A missile strike on the Jubail complex in Saudi Arabia could cut water to Riyadh. Jubail is the world’s largest desalination facility, supplying water to the capital.
Riyadh has no rivers or natural groundwater reserves to replace the supply. Without desalination, large-scale evacuation would become the only available option.
A Circular Threat With No Safe Exit
The 48-hour ultimatum was set to expire on March 23. If the United States strikes Iranian power plants, Iran has stated it will retaliate against Gulf desalination plants.
Gulf water supplies could collapse within days of such a strike. Millions of Gulf residents would face a water emergency with no quick solution.
Precedent for targeting water infrastructure already exists within this conflict. On March 7, strikes damaged a desalination plant on Iran’s Qeshm Island, cutting water to 30 villages.
An Iranian drone struck a Bahraini water facility the following day. Both sides have already hit water infrastructure during the current escalation.
Twenty-three nations signed the Hormuz statement calling on Iran to halt hostilities.
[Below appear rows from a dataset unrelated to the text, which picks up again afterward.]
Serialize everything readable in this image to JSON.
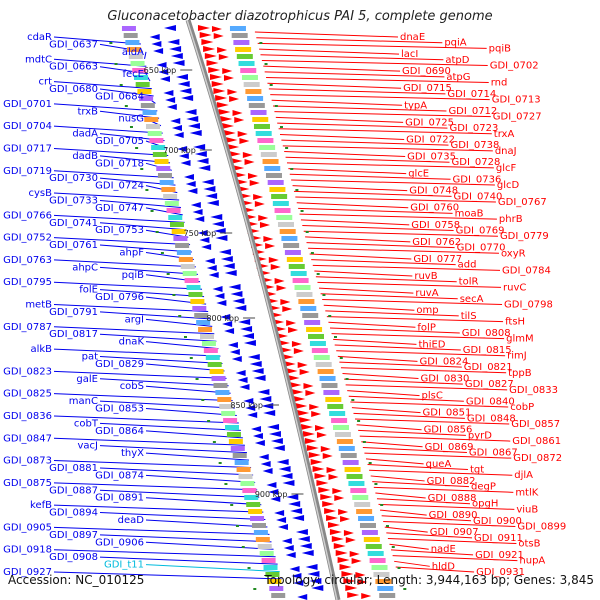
{
  "title": "Gluconacetobacter diazotrophicus PAI 5, complete genome",
  "accession": "Accession: NC_010125",
  "summary": "Topology: circular; Length: 3,944,163 bp; Genes: 3,845",
  "colors": {
    "forward": "#ff0000",
    "reverse": "#0000ee",
    "rna": "#00bbdd",
    "backbone": "#888888",
    "tick": "#228b22"
  },
  "kbp_ticks": [
    "650 kbp",
    "700 kbp",
    "750 kbp",
    "800 kbp",
    "850 kbp",
    "900 kbp"
  ],
  "left_labels": [
    {
      "t": "cdaR",
      "c": "reverse"
    },
    {
      "t": "GDI_0637",
      "c": "reverse"
    },
    {
      "t": "aldA",
      "c": "reverse"
    },
    {
      "t": "mdtC",
      "c": "reverse"
    },
    {
      "t": "GDI_0663",
      "c": "reverse"
    },
    {
      "t": "fecE",
      "c": "reverse"
    },
    {
      "t": "crt",
      "c": "reverse"
    },
    {
      "t": "GDI_0680",
      "c": "reverse"
    },
    {
      "t": "GDI_0684",
      "c": "reverse"
    },
    {
      "t": "GDI_0701",
      "c": "reverse"
    },
    {
      "t": "trxB",
      "c": "reverse"
    },
    {
      "t": "nusG",
      "c": "reverse"
    },
    {
      "t": "GDI_0704",
      "c": "reverse"
    },
    {
      "t": "dadA",
      "c": "reverse"
    },
    {
      "t": "GDI_0705",
      "c": "reverse"
    },
    {
      "t": "GDI_0717",
      "c": "reverse"
    },
    {
      "t": "dadB",
      "c": "reverse"
    },
    {
      "t": "GDI_0718",
      "c": "reverse"
    },
    {
      "t": "GDI_0719",
      "c": "reverse"
    },
    {
      "t": "GDI_0730",
      "c": "reverse"
    },
    {
      "t": "GDI_0724",
      "c": "reverse"
    },
    {
      "t": "cysB",
      "c": "reverse"
    },
    {
      "t": "GDI_0733",
      "c": "reverse"
    },
    {
      "t": "GDI_0747",
      "c": "reverse"
    },
    {
      "t": "GDI_0766",
      "c": "reverse"
    },
    {
      "t": "GDI_0741",
      "c": "reverse"
    },
    {
      "t": "GDI_0753",
      "c": "reverse"
    },
    {
      "t": "GDI_0752",
      "c": "reverse"
    },
    {
      "t": "GDI_0761",
      "c": "reverse"
    },
    {
      "t": "ahpF",
      "c": "reverse"
    },
    {
      "t": "GDI_0763",
      "c": "reverse"
    },
    {
      "t": "ahpC",
      "c": "reverse"
    },
    {
      "t": "pqiB",
      "c": "reverse"
    },
    {
      "t": "GDI_0795",
      "c": "reverse"
    },
    {
      "t": "folE",
      "c": "reverse"
    },
    {
      "t": "GDI_0796",
      "c": "reverse"
    },
    {
      "t": "metB",
      "c": "reverse"
    },
    {
      "t": "GDI_0791",
      "c": "reverse"
    },
    {
      "t": "argI",
      "c": "reverse"
    },
    {
      "t": "GDI_0787",
      "c": "reverse"
    },
    {
      "t": "GDI_0817",
      "c": "reverse"
    },
    {
      "t": "dnaK",
      "c": "reverse"
    },
    {
      "t": "alkB",
      "c": "reverse"
    },
    {
      "t": "pat",
      "c": "reverse"
    },
    {
      "t": "GDI_0829",
      "c": "reverse"
    },
    {
      "t": "GDI_0823",
      "c": "reverse"
    },
    {
      "t": "galE",
      "c": "reverse"
    },
    {
      "t": "cobS",
      "c": "reverse"
    },
    {
      "t": "GDI_0825",
      "c": "reverse"
    },
    {
      "t": "manC",
      "c": "reverse"
    },
    {
      "t": "GDI_0853",
      "c": "reverse"
    },
    {
      "t": "GDI_0836",
      "c": "reverse"
    },
    {
      "t": "cobT",
      "c": "reverse"
    },
    {
      "t": "GDI_0864",
      "c": "reverse"
    },
    {
      "t": "GDI_0847",
      "c": "reverse"
    },
    {
      "t": "vacJ",
      "c": "reverse"
    },
    {
      "t": "thyX",
      "c": "reverse"
    },
    {
      "t": "GDI_0873",
      "c": "reverse"
    },
    {
      "t": "GDI_0881",
      "c": "reverse"
    },
    {
      "t": "GDI_0874",
      "c": "reverse"
    },
    {
      "t": "GDI_0875",
      "c": "reverse"
    },
    {
      "t": "GDI_0887",
      "c": "reverse"
    },
    {
      "t": "GDI_0891",
      "c": "reverse"
    },
    {
      "t": "kefB",
      "c": "reverse"
    },
    {
      "t": "GDI_0894",
      "c": "reverse"
    },
    {
      "t": "deaD",
      "c": "reverse"
    },
    {
      "t": "GDI_0905",
      "c": "reverse"
    },
    {
      "t": "GDI_0897",
      "c": "reverse"
    },
    {
      "t": "GDI_0906",
      "c": "reverse"
    },
    {
      "t": "GDI_0918",
      "c": "reverse"
    },
    {
      "t": "GDI_0908",
      "c": "reverse"
    },
    {
      "t": "GDI_t11",
      "c": "rna"
    },
    {
      "t": "GDI_0927",
      "c": "reverse"
    }
  ],
  "right_labels": [
    {
      "t": "dnaE",
      "c": "forward"
    },
    {
      "t": "pqiA",
      "c": "forward"
    },
    {
      "t": "pqiB",
      "c": "forward"
    },
    {
      "t": "lacI",
      "c": "forward"
    },
    {
      "t": "atpD",
      "c": "forward"
    },
    {
      "t": "GDI_0702",
      "c": "forward"
    },
    {
      "t": "GDI_0690",
      "c": "forward"
    },
    {
      "t": "atpG",
      "c": "forward"
    },
    {
      "t": "rnd",
      "c": "forward"
    },
    {
      "t": "GDI_0715",
      "c": "forward"
    },
    {
      "t": "GDI_0714",
      "c": "forward"
    },
    {
      "t": "GDI_0713",
      "c": "forward"
    },
    {
      "t": "typA",
      "c": "forward"
    },
    {
      "t": "GDI_0712",
      "c": "forward"
    },
    {
      "t": "GDI_0727",
      "c": "forward"
    },
    {
      "t": "GDI_0725",
      "c": "forward"
    },
    {
      "t": "GDI_0723",
      "c": "forward"
    },
    {
      "t": "trxA",
      "c": "forward"
    },
    {
      "t": "GDI_0722",
      "c": "forward"
    },
    {
      "t": "GDI_0738",
      "c": "forward"
    },
    {
      "t": "dnaJ",
      "c": "forward"
    },
    {
      "t": "GDI_0735",
      "c": "forward"
    },
    {
      "t": "GDI_0728",
      "c": "forward"
    },
    {
      "t": "glcF",
      "c": "forward"
    },
    {
      "t": "glcE",
      "c": "forward"
    },
    {
      "t": "GDI_0736",
      "c": "forward"
    },
    {
      "t": "glcD",
      "c": "forward"
    },
    {
      "t": "GDI_0748",
      "c": "forward"
    },
    {
      "t": "GDI_0740",
      "c": "forward"
    },
    {
      "t": "GDI_0767",
      "c": "forward"
    },
    {
      "t": "GDI_0760",
      "c": "forward"
    },
    {
      "t": "moaB",
      "c": "forward"
    },
    {
      "t": "phrB",
      "c": "forward"
    },
    {
      "t": "GDI_0758",
      "c": "forward"
    },
    {
      "t": "GDI_0769",
      "c": "forward"
    },
    {
      "t": "GDI_0779",
      "c": "forward"
    },
    {
      "t": "GDI_0762",
      "c": "forward"
    },
    {
      "t": "GDI_0770",
      "c": "forward"
    },
    {
      "t": "oxyR",
      "c": "forward"
    },
    {
      "t": "GDI_0777",
      "c": "forward"
    },
    {
      "t": "add",
      "c": "forward"
    },
    {
      "t": "GDI_0784",
      "c": "forward"
    },
    {
      "t": "ruvB",
      "c": "forward"
    },
    {
      "t": "tolR",
      "c": "forward"
    },
    {
      "t": "ruvC",
      "c": "forward"
    },
    {
      "t": "ruvA",
      "c": "forward"
    },
    {
      "t": "secA",
      "c": "forward"
    },
    {
      "t": "GDI_0798",
      "c": "forward"
    },
    {
      "t": "omp",
      "c": "forward"
    },
    {
      "t": "tilS",
      "c": "forward"
    },
    {
      "t": "ftsH",
      "c": "forward"
    },
    {
      "t": "folP",
      "c": "forward"
    },
    {
      "t": "GDI_0808",
      "c": "forward"
    },
    {
      "t": "glmM",
      "c": "forward"
    },
    {
      "t": "thiED",
      "c": "forward"
    },
    {
      "t": "GDI_0815",
      "c": "forward"
    },
    {
      "t": "rimJ",
      "c": "forward"
    },
    {
      "t": "GDI_0824",
      "c": "forward"
    },
    {
      "t": "GDI_0821",
      "c": "forward"
    },
    {
      "t": "tppB",
      "c": "forward"
    },
    {
      "t": "GDI_0830",
      "c": "forward"
    },
    {
      "t": "GDI_0827",
      "c": "forward"
    },
    {
      "t": "GDI_0833",
      "c": "forward"
    },
    {
      "t": "plsC",
      "c": "forward"
    },
    {
      "t": "GDI_0840",
      "c": "forward"
    },
    {
      "t": "cobP",
      "c": "forward"
    },
    {
      "t": "GDI_0851",
      "c": "forward"
    },
    {
      "t": "GDI_0848",
      "c": "forward"
    },
    {
      "t": "GDI_0857",
      "c": "forward"
    },
    {
      "t": "GDI_0856",
      "c": "forward"
    },
    {
      "t": "pyrD",
      "c": "forward"
    },
    {
      "t": "GDI_0861",
      "c": "forward"
    },
    {
      "t": "GDI_0869",
      "c": "forward"
    },
    {
      "t": "GDI_0867",
      "c": "forward"
    },
    {
      "t": "GDI_0872",
      "c": "forward"
    },
    {
      "t": "queA",
      "c": "forward"
    },
    {
      "t": "tgt",
      "c": "forward"
    },
    {
      "t": "djlA",
      "c": "forward"
    },
    {
      "t": "GDI_0882",
      "c": "forward"
    },
    {
      "t": "degP",
      "c": "forward"
    },
    {
      "t": "mtlK",
      "c": "forward"
    },
    {
      "t": "GDI_0888",
      "c": "forward"
    },
    {
      "t": "opgH",
      "c": "forward"
    },
    {
      "t": "viuB",
      "c": "forward"
    },
    {
      "t": "GDI_0890",
      "c": "forward"
    },
    {
      "t": "GDI_0900",
      "c": "forward"
    },
    {
      "t": "GDI_0899",
      "c": "forward"
    },
    {
      "t": "GDI_0907",
      "c": "forward"
    },
    {
      "t": "GDI_0911",
      "c": "forward"
    },
    {
      "t": "otsB",
      "c": "forward"
    },
    {
      "t": "nadE",
      "c": "forward"
    },
    {
      "t": "GDI_0921",
      "c": "forward"
    },
    {
      "t": "hupA",
      "c": "forward"
    },
    {
      "t": "hldD",
      "c": "forward"
    },
    {
      "t": "GDI_0931",
      "c": "forward"
    }
  ]
}
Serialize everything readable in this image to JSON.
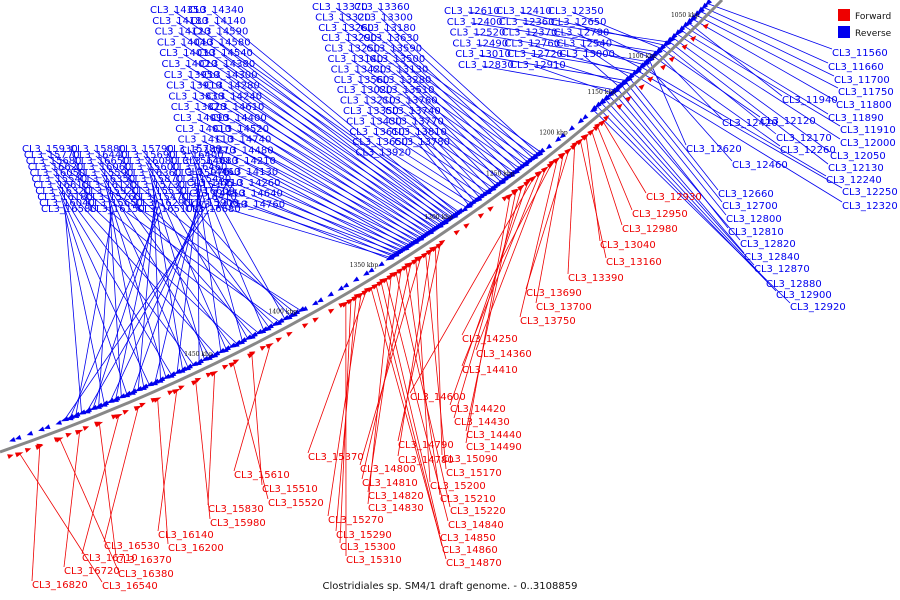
{
  "caption": "Clostridiales sp. SM4/1 draft genome. - 0..3108859",
  "colors": {
    "forward": "#ee0000",
    "reverse": "#0000ee",
    "backbone": "#888888"
  },
  "legend": [
    {
      "label": "Forward",
      "color": "#ee0000"
    },
    {
      "label": "Reverse",
      "color": "#0000ee"
    }
  ],
  "ticks": [
    "1050 kbp",
    "1100 kbp",
    "1150 kbp",
    "1200 kbp",
    "1250 kbp",
    "1300 kbp",
    "1350 kbp",
    "1400 kbp",
    "1450 kbp"
  ],
  "groups": [
    {
      "strand": "reverse",
      "labels": [
        "CL3_14350",
        "CL3_14340",
        "CL3_14180",
        "CL3_14140",
        "CL3_14120",
        "CL3_14590",
        "CL3_14040",
        "CL3_14580",
        "CL3_14030",
        "CL3_14540",
        "CL3_14020",
        "CL3_14380",
        "CL3_13950",
        "CL3_14300",
        "CL3_13910",
        "CL3_14280",
        "CL3_13830",
        "CL3_14240",
        "CL3_13820",
        "CL3_14610",
        "CL3_14090",
        "CL3_14400",
        "CL3_14010",
        "CL3_14520",
        "CL3_14110",
        "CL3_14740",
        "CL3_14270",
        "CL3_14480",
        "CL3_14080",
        "CL3_14210",
        "CL3_14460",
        "CL3_14130",
        "CL3_14710",
        "CL3_14260",
        "CL3_14450",
        "CL3_14640",
        "CL3_14750",
        "CL3_14760"
      ]
    },
    {
      "strand": "reverse",
      "labels": [
        "CL3_13370",
        "CL3_13360",
        "CL3_13320",
        "CL3_13300",
        "CL3_13260",
        "CL3_13180",
        "CL3_13290",
        "CL3_13630",
        "CL3_13250",
        "CL3_13590",
        "CL3_13140",
        "CL3_13500",
        "CL3_13420",
        "CL3_13130",
        "CL3_13560",
        "CL3_13280",
        "CL3_13020",
        "CL3_13510",
        "CL3_13210",
        "CL3_13760",
        "CL3_13350",
        "CL3_13740",
        "CL3_13430",
        "CL3_13770",
        "CL3_13610",
        "CL3_13810",
        "CL3_13650",
        "CL3_13780",
        "CL3_13920"
      ]
    },
    {
      "strand": "reverse",
      "labels": [
        "CL3_12610",
        "CL3_12410",
        "CL3_12350",
        "CL3_12400",
        "CL3_12360",
        "CL3_12650",
        "CL3_12520",
        "CL3_12370",
        "CL3_12790",
        "CL3_12490",
        "CL3_12760",
        "CL3_12540",
        "CL3_13010",
        "CL3_12720",
        "CL3_13000",
        "CL3_12830",
        "CL3_12910"
      ]
    },
    {
      "strand": "reverse",
      "labels": [
        "CL3_15930",
        "CL3_15880",
        "CL3_15790",
        "CL3_15780",
        "CL3_15770",
        "CL3_16440",
        "CL3_15690",
        "CL3_16400",
        "CL3_15680",
        "CL3_16650",
        "CL3_16080",
        "CL3_15640",
        "CL3_16620",
        "CL3_16060",
        "CL3_15600",
        "CL3_16460",
        "CL3_16050",
        "CL3_15590",
        "CL3_16360",
        "CL3_15970",
        "CL3_15540",
        "CL3_16350",
        "CL3_15870",
        "CL3_15480",
        "CL3_16610",
        "CL3_16120",
        "CL3_15730",
        "CL3_15390",
        "CL3_16320",
        "CL3_15920",
        "CL3_15530",
        "CL3_16600",
        "CL3_16180",
        "CL3_15760",
        "CL3_15470",
        "CL3_16410",
        "CL3_16040",
        "CL3_15650",
        "CL3_16290",
        "CL3_15900",
        "CL3_16580",
        "CL3_16150",
        "CL3_16510",
        "CL3_16680"
      ]
    },
    {
      "strand": "reverse",
      "labels": [
        "CL3_11560",
        "CL3_11660",
        "CL3_11700",
        "CL3_11750",
        "CL3_11800",
        "CL3_11940",
        "CL3_11890",
        "CL3_11910",
        "CL3_12000",
        "CL3_12050",
        "CL3_12130",
        "CL3_12170",
        "CL3_12120",
        "CL3_12420",
        "CL3_12260",
        "CL3_12620",
        "CL3_12460",
        "CL3_12240",
        "CL3_12250",
        "CL3_12320",
        "CL3_12660",
        "CL3_12700",
        "CL3_12800",
        "CL3_12810",
        "CL3_12820",
        "CL3_12840",
        "CL3_12870",
        "CL3_12880",
        "CL3_12900",
        "CL3_12920"
      ]
    },
    {
      "strand": "forward",
      "labels": [
        "CL3_12930",
        "CL3_12950",
        "CL3_12980",
        "CL3_13040",
        "CL3_13160",
        "CL3_13390",
        "CL3_13690",
        "CL3_13700",
        "CL3_13750",
        "CL3_14250",
        "CL3_14360",
        "CL3_14410",
        "CL3_14600",
        "CL3_14420",
        "CL3_14430",
        "CL3_14440",
        "CL3_14490"
      ]
    },
    {
      "strand": "forward",
      "labels": [
        "CL3_14790",
        "CL3_15090",
        "CL3_14780",
        "CL3_15170",
        "CL3_14800",
        "CL3_15200",
        "CL3_14810",
        "CL3_15210",
        "CL3_14820",
        "CL3_15220",
        "CL3_14830",
        "CL3_14840",
        "CL3_14850",
        "CL3_14860",
        "CL3_14870",
        "CL3_15370",
        "CL3_15270",
        "CL3_15290",
        "CL3_15300",
        "CL3_15310"
      ]
    },
    {
      "strand": "forward",
      "labels": [
        "CL3_15610",
        "CL3_15510",
        "CL3_15520",
        "CL3_15830",
        "CL3_15980",
        "CL3_16140",
        "CL3_16200",
        "CL3_16530",
        "CL3_16710",
        "CL3_16370",
        "CL3_16720",
        "CL3_16380",
        "CL3_16820",
        "CL3_16540"
      ]
    }
  ]
}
Bahrain, the UAE, and Qatar are among the signatories of that document.
These countries depend on desalination for the majority of their daily water supply. Iran responded to the statement by naming their water infrastructure as a retaliatory target.
The threat pattern creates a cycle of destruction with no clear endpoint. Iranian hospitals could lose power while Gulf hospitals simultaneously lose water access.
Both scenarios would produce mass civilian harm within days of any exchange. Water, not oil, has become the resource that transforms this conflict into a humanitarian emergency.